Conheça os mais novos mega-proprietários dos Estados Unidos Google, Facebook e Elon Musk

Descubra os novos gigantes dos EUA Google, Facebook e Elon Musk dominam o mercado

As ilustrações digitais de North Bayshore, um enorme desenvolvimento proposto em Mountain View, Califórnia, estão repletas de prédios brilhantes e pedestres animados e bem-humorados. Há muito a se mostrar, incluindo 7.000 novas residências, três bairros distintos e quase 300.000 pés quadrados de espaço para varejo e comunidade. No entanto, as imagens reluzentes não revelam qualquer indício da empresa por trás de todo esse esforço: o Google.

Empresas como o Google e a Meta, empresa controladora do Facebook, conquistaram o reino digital há muito tempo, estabelecendo as regras básicas para nossas pesquisas, interações e compras online. No entanto, essas empresas não se contentam em parar por aí; agora estão fazendo grandes investimentos para expandir seu alcance. Elas também querem ser proprietárias.

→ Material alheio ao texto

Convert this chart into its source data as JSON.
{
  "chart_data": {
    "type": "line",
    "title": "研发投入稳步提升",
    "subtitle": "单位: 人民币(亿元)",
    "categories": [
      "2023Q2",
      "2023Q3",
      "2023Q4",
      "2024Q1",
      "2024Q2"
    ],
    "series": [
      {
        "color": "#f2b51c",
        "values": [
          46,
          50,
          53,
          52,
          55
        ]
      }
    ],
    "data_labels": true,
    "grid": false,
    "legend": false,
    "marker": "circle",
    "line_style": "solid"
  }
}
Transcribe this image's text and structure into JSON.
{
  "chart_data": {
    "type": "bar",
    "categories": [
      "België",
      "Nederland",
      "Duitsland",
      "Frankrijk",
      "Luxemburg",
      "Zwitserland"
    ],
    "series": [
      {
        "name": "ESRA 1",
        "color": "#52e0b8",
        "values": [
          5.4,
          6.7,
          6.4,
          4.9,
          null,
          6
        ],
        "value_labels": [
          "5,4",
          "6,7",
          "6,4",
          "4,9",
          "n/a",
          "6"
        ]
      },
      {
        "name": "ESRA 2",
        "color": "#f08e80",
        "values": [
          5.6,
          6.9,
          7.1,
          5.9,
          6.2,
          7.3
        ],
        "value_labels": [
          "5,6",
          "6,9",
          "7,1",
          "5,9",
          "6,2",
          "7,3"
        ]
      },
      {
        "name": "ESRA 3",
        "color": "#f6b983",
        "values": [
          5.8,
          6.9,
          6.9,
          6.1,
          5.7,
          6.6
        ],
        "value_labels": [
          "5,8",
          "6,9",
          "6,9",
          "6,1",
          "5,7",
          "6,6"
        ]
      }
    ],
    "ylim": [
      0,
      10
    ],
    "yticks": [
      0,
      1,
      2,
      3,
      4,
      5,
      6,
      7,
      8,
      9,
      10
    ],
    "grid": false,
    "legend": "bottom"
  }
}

Em todo o país, as corporações estão usando sua considerável influência e recursos para construir cidades corporativas modernas – mini-cidades que terão todos os elementos da vida cívica tradicional, incluindo moradias, lojas e espaços públicos. Esses novos projetos não terão logotipos corporativos em cada prédio, e muitas unidades estarão disponíveis para o público em geral, não apenas para os funcionários. Mas, no âmbito imobiliário, eles são distintos: depois de anos lutando contra a escassez de moradias em seus quintais, empresas como o Google, a Meta e a Disney – que não são conhecidas por construir casas novas – estão tomando a iniciativa. Suas criações têm nomes pouco criativos, como Middlefield Park e Willow Village, mas poderiam ser chamadas carinhosamente de Zucktown ou Google City, EUA. E, embora os projetos prometam milhares de novas moradias, os planos também são um reconhecimento tácito do sombrio estado do mercado imobiliário americano e dos papéis desempenhados por essas empresas ao elevar os preços das casas perto de suas sedes gigantes.

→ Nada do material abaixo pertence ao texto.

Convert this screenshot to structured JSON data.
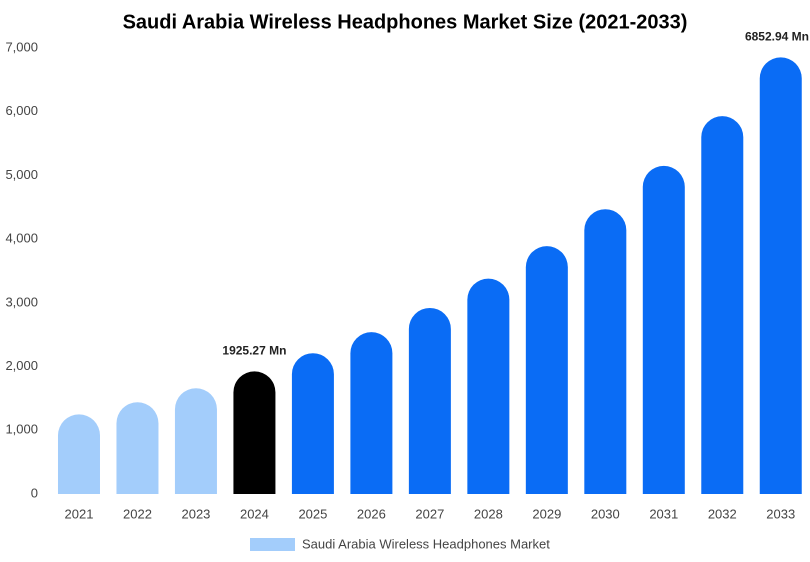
{
  "chart_data": {
    "type": "bar",
    "title": "Saudi Arabia Wireless Headphones Market Size (2021-2033)",
    "categories": [
      "2021",
      "2022",
      "2023",
      "2024",
      "2025",
      "2026",
      "2027",
      "2028",
      "2029",
      "2030",
      "2031",
      "2032",
      "2033"
    ],
    "series": [
      {
        "name": "Saudi Arabia Wireless Headphones Market",
        "color": "#a3cdfb",
        "colors": [
          "#a3cdfb",
          "#a3cdfb",
          "#a3cdfb",
          "#000000",
          "#0a6cf5",
          "#0a6cf5",
          "#0a6cf5",
          "#0a6cf5",
          "#0a6cf5",
          "#0a6cf5",
          "#0a6cf5",
          "#0a6cf5",
          "#0a6cf5"
        ],
        "values": [
          1250,
          1440,
          1660,
          1925.27,
          2210,
          2540,
          2920,
          3380,
          3890,
          4470,
          5150,
          5930,
          6852.94
        ],
        "value_labels": [
          null,
          null,
          null,
          "1925.27 Mn",
          null,
          null,
          null,
          null,
          null,
          null,
          null,
          null,
          "6852.94 Mn"
        ]
      }
    ],
    "ylim": [
      0,
      7000
    ],
    "yticks": [
      0,
      {
        "value": 1000,
        "label": "1,000"
      },
      {
        "value": 2000,
        "label": "2,000"
      },
      {
        "value": 3000,
        "label": "3,000"
      },
      {
        "value": 4000,
        "label": "4,000"
      },
      {
        "value": 5000,
        "label": "5,000"
      },
      {
        "value": 6000,
        "label": "6,000"
      },
      {
        "value": 7000,
        "label": "7,000"
      }
    ],
    "grid": false
  }
}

As empresas por trás desses projetos argumentam que podem ajudar a resolver a falta de moradias acessíveis no país, mas é justo encarar os planos com um grau saudável de ceticismo. As chamadas “cidades corporativas” dos EUA têm uma longa e sangrenta história de exploração e conflitos trabalhistas. Embora os planos atuais não representem um retorno aos sombrios dias dos séculos XIX e XX, também não vão trazer uma nova era de tecno-utopias futurísticas. A julgar pelos planos que foram revelados publicamente até agora, Google, Meta e empresas semelhantes não têm ambições tão grandiosas. As visões dessas empresas para os espaços urbanos se parecem muito com o que já estamos acostumados a ver dos desenvolvedores imobiliários modernos: prédios de escritórios envidraçados, parques verdes e ruas principais com cafeterias, bares de saladas e prédios de apartamentos atraentes. É bonito, mas não é algo inovador.

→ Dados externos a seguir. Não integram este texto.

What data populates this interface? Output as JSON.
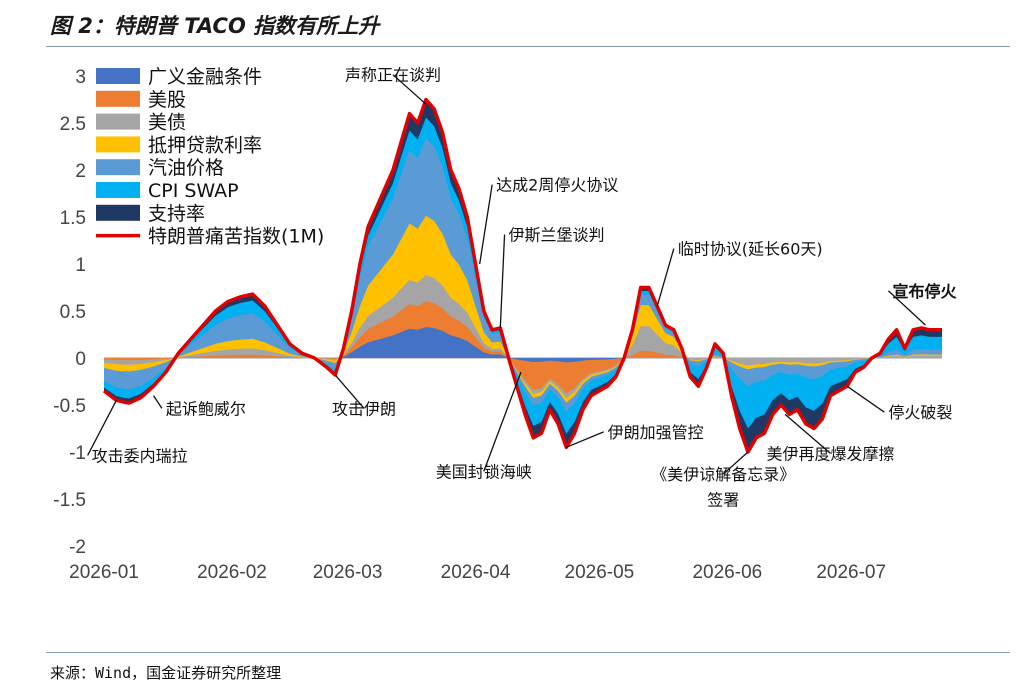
{
  "figure": {
    "title": "图 2：特朗普 TACO 指数有所上升",
    "source": "来源：Wind，国金证券研究所整理"
  },
  "chart_data": {
    "type": "area",
    "ylim": [
      -2,
      3
    ],
    "yticks": [
      "3",
      "2.5",
      "2",
      "1.5",
      "1",
      "0.5",
      "0",
      "-0.5",
      "-1",
      "-1.5",
      "-2"
    ],
    "ytick_values": [
      3,
      2.5,
      2,
      1.5,
      1,
      0.5,
      0,
      -0.5,
      -1,
      -1.5,
      -2
    ],
    "xlim": [
      0,
      203
    ],
    "xticks": [
      {
        "label": "2026-01",
        "x": 0
      },
      {
        "label": "2026-02",
        "x": 31
      },
      {
        "label": "2026-03",
        "x": 59
      },
      {
        "label": "2026-04",
        "x": 90
      },
      {
        "label": "2026-05",
        "x": 120
      },
      {
        "label": "2026-06",
        "x": 151
      },
      {
        "label": "2026-07",
        "x": 181
      }
    ],
    "legend": [
      {
        "name": "广义金融条件",
        "color": "#4472c4"
      },
      {
        "name": "美股",
        "color": "#ed7d31"
      },
      {
        "name": "美债",
        "color": "#a5a5a5"
      },
      {
        "name": "抵押贷款利率",
        "color": "#ffc000"
      },
      {
        "name": "汽油价格",
        "color": "#5b9bd5"
      },
      {
        "name": "CPI SWAP",
        "color": "#00b0f0"
      },
      {
        "name": "支持率",
        "color": "#203864"
      },
      {
        "name": "特朗普痛苦指数(1M)",
        "color": "#e00000",
        "kind": "line"
      }
    ],
    "legend_position": "top-left",
    "total_series_name": "特朗普痛苦指数(1M)",
    "total": [
      [
        0,
        -0.35
      ],
      [
        3,
        -0.45
      ],
      [
        6,
        -0.48
      ],
      [
        9,
        -0.42
      ],
      [
        12,
        -0.3
      ],
      [
        15,
        -0.15
      ],
      [
        18,
        0.05
      ],
      [
        21,
        0.2
      ],
      [
        24,
        0.35
      ],
      [
        27,
        0.5
      ],
      [
        30,
        0.6
      ],
      [
        33,
        0.65
      ],
      [
        36,
        0.68
      ],
      [
        39,
        0.55
      ],
      [
        42,
        0.35
      ],
      [
        45,
        0.15
      ],
      [
        48,
        0.05
      ],
      [
        51,
        0.0
      ],
      [
        54,
        -0.1
      ],
      [
        56,
        -0.18
      ],
      [
        58,
        0.1
      ],
      [
        60,
        0.5
      ],
      [
        62,
        1.0
      ],
      [
        64,
        1.4
      ],
      [
        66,
        1.6
      ],
      [
        68,
        1.8
      ],
      [
        70,
        2.0
      ],
      [
        72,
        2.3
      ],
      [
        74,
        2.6
      ],
      [
        76,
        2.5
      ],
      [
        78,
        2.75
      ],
      [
        80,
        2.65
      ],
      [
        82,
        2.4
      ],
      [
        84,
        2.0
      ],
      [
        86,
        1.8
      ],
      [
        88,
        1.5
      ],
      [
        90,
        1.0
      ],
      [
        92,
        0.5
      ],
      [
        94,
        0.3
      ],
      [
        96,
        0.32
      ],
      [
        98,
        0.0
      ],
      [
        100,
        -0.3
      ],
      [
        102,
        -0.6
      ],
      [
        104,
        -0.85
      ],
      [
        106,
        -0.8
      ],
      [
        108,
        -0.55
      ],
      [
        110,
        -0.7
      ],
      [
        112,
        -0.95
      ],
      [
        114,
        -0.8
      ],
      [
        116,
        -0.55
      ],
      [
        118,
        -0.4
      ],
      [
        120,
        -0.35
      ],
      [
        122,
        -0.3
      ],
      [
        124,
        -0.2
      ],
      [
        126,
        0.0
      ],
      [
        128,
        0.3
      ],
      [
        130,
        0.75
      ],
      [
        132,
        0.75
      ],
      [
        134,
        0.55
      ],
      [
        136,
        0.35
      ],
      [
        138,
        0.3
      ],
      [
        140,
        0.1
      ],
      [
        142,
        -0.2
      ],
      [
        144,
        -0.3
      ],
      [
        146,
        -0.1
      ],
      [
        148,
        0.15
      ],
      [
        150,
        0.05
      ],
      [
        152,
        -0.4
      ],
      [
        154,
        -0.75
      ],
      [
        156,
        -1.0
      ],
      [
        158,
        -0.85
      ],
      [
        160,
        -0.8
      ],
      [
        162,
        -0.6
      ],
      [
        164,
        -0.5
      ],
      [
        166,
        -0.6
      ],
      [
        168,
        -0.55
      ],
      [
        170,
        -0.7
      ],
      [
        172,
        -0.75
      ],
      [
        174,
        -0.65
      ],
      [
        176,
        -0.4
      ],
      [
        178,
        -0.35
      ],
      [
        180,
        -0.3
      ],
      [
        182,
        -0.15
      ],
      [
        184,
        -0.1
      ],
      [
        186,
        0.0
      ],
      [
        188,
        0.05
      ],
      [
        190,
        0.2
      ],
      [
        192,
        0.3
      ],
      [
        194,
        0.1
      ],
      [
        196,
        0.3
      ],
      [
        198,
        0.32
      ],
      [
        200,
        0.3
      ],
      [
        203,
        0.3
      ]
    ],
    "annotations": [
      {
        "text": "声称正在谈判",
        "x": 78,
        "y": 2.7,
        "tx": 70,
        "ty": 2.95,
        "anchor": "middle",
        "bold": false
      },
      {
        "text": "达成2周停火协议",
        "x": 91,
        "y": 1.0,
        "tx": 95,
        "ty": 1.78,
        "anchor": "start",
        "bold": false
      },
      {
        "text": "伊斯兰堡谈判",
        "x": 96,
        "y": 0.32,
        "tx": 98,
        "ty": 1.25,
        "anchor": "start",
        "bold": false
      },
      {
        "text": "临时协议(延长60天)",
        "x": 134,
        "y": 0.55,
        "tx": 139,
        "ty": 1.1,
        "anchor": "start",
        "bold": false
      },
      {
        "text": "宣布停火",
        "x": 199,
        "y": 0.35,
        "tx": 191,
        "ty": 0.65,
        "anchor": "start",
        "bold": true
      },
      {
        "text": "起诉鲍威尔",
        "x": 12,
        "y": -0.4,
        "tx": 15,
        "ty": -0.6,
        "anchor": "start",
        "bold": false
      },
      {
        "text": "攻击委内瑞拉",
        "x": 3,
        "y": -0.45,
        "tx": -3,
        "ty": -1.1,
        "anchor": "start",
        "bold": false
      },
      {
        "text": "攻击伊朗",
        "x": 56,
        "y": -0.18,
        "tx": 63,
        "ty": -0.6,
        "anchor": "middle",
        "bold": false
      },
      {
        "text": "美国封锁海峡",
        "x": 101,
        "y": -0.15,
        "tx": 92,
        "ty": -1.27,
        "anchor": "middle",
        "bold": false
      },
      {
        "text": "伊朗加强管控",
        "x": 112,
        "y": -0.95,
        "tx": 122,
        "ty": -0.85,
        "anchor": "start",
        "bold": false
      },
      {
        "text": "停火破裂",
        "x": 180,
        "y": -0.3,
        "tx": 190,
        "ty": -0.64,
        "anchor": "start",
        "bold": false
      },
      {
        "text": "美伊再度爆发摩擦",
        "x": 165,
        "y": -0.6,
        "tx": 176,
        "ty": -1.08,
        "anchor": "middle",
        "bold": false
      },
      {
        "text": "《美伊谅解备忘录》",
        "x": 156,
        "y": -1.0,
        "tx": 150,
        "ty": -1.3,
        "anchor": "middle",
        "bold": false
      },
      {
        "text": "签署",
        "x": 156,
        "y": -1.0,
        "tx": 150,
        "ty": -1.57,
        "anchor": "middle",
        "bold": false
      }
    ]
  }
}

Em vez de cidades flutuantes ou vilas abobadadas que foram sonhadas pelos escritores de ficção científica (e Peter Thiel), esses planos diluídos mostram que o que essas empresas buscavam o tempo todo era superar seus concorrentes. Elas desejam atrair e reter os melhores funcionários e, idealmente, também querem fazê-los voltar ao escritório. E não prejudica que o mercado imobiliário residencial parece uma aposta bem segura no momento. O nobre objetivo de construir mais moradias, incluindo unidades com preços acessíveis, é a cereja do bolo. Mas não se engane: essas empresas só seguirão adiante com esses planos enquanto estiverem alinhados com seus objetivos de negócio.

As cidades corporativas modernas

Depois de anos de planejamento, provocações e reuniões locais, as versões mais recentes das cidades corporativas estão ganhando força. Em junho, o conselho municipal de Mountain View aprovou o plano diretor do projeto North Bayshore do Google, uma parceria entre a gigante de tecnologia e a empresa imobiliária australiana Lendlease. A nova comunidade substituirá um parque de escritórios suburbanos por um amplo bairro no coração do Vale do Silício. Os planos preveem até 7.000 novas residências em diferentes níveis de renda, além de parques, restaurantes, lojas e mais de 3 milhões de pés quadrados de espaço de escritório em uma área de 153 acres. Cerca de 15% dessas unidades terão preços abaixo do valor de mercado, embora a cidade ainda não tenha definido os limites de renda exatos que determinarão quem poderá se candidatar às unidades. Mountain View também aprovou o plano diretor do Middlefield Park, outro empreendimento do Google que propõe demolir prédios existentes de escritórios e industriais para construir quase 2.000 novas unidades habitacionais, além de mais espaços de escritório e varejo.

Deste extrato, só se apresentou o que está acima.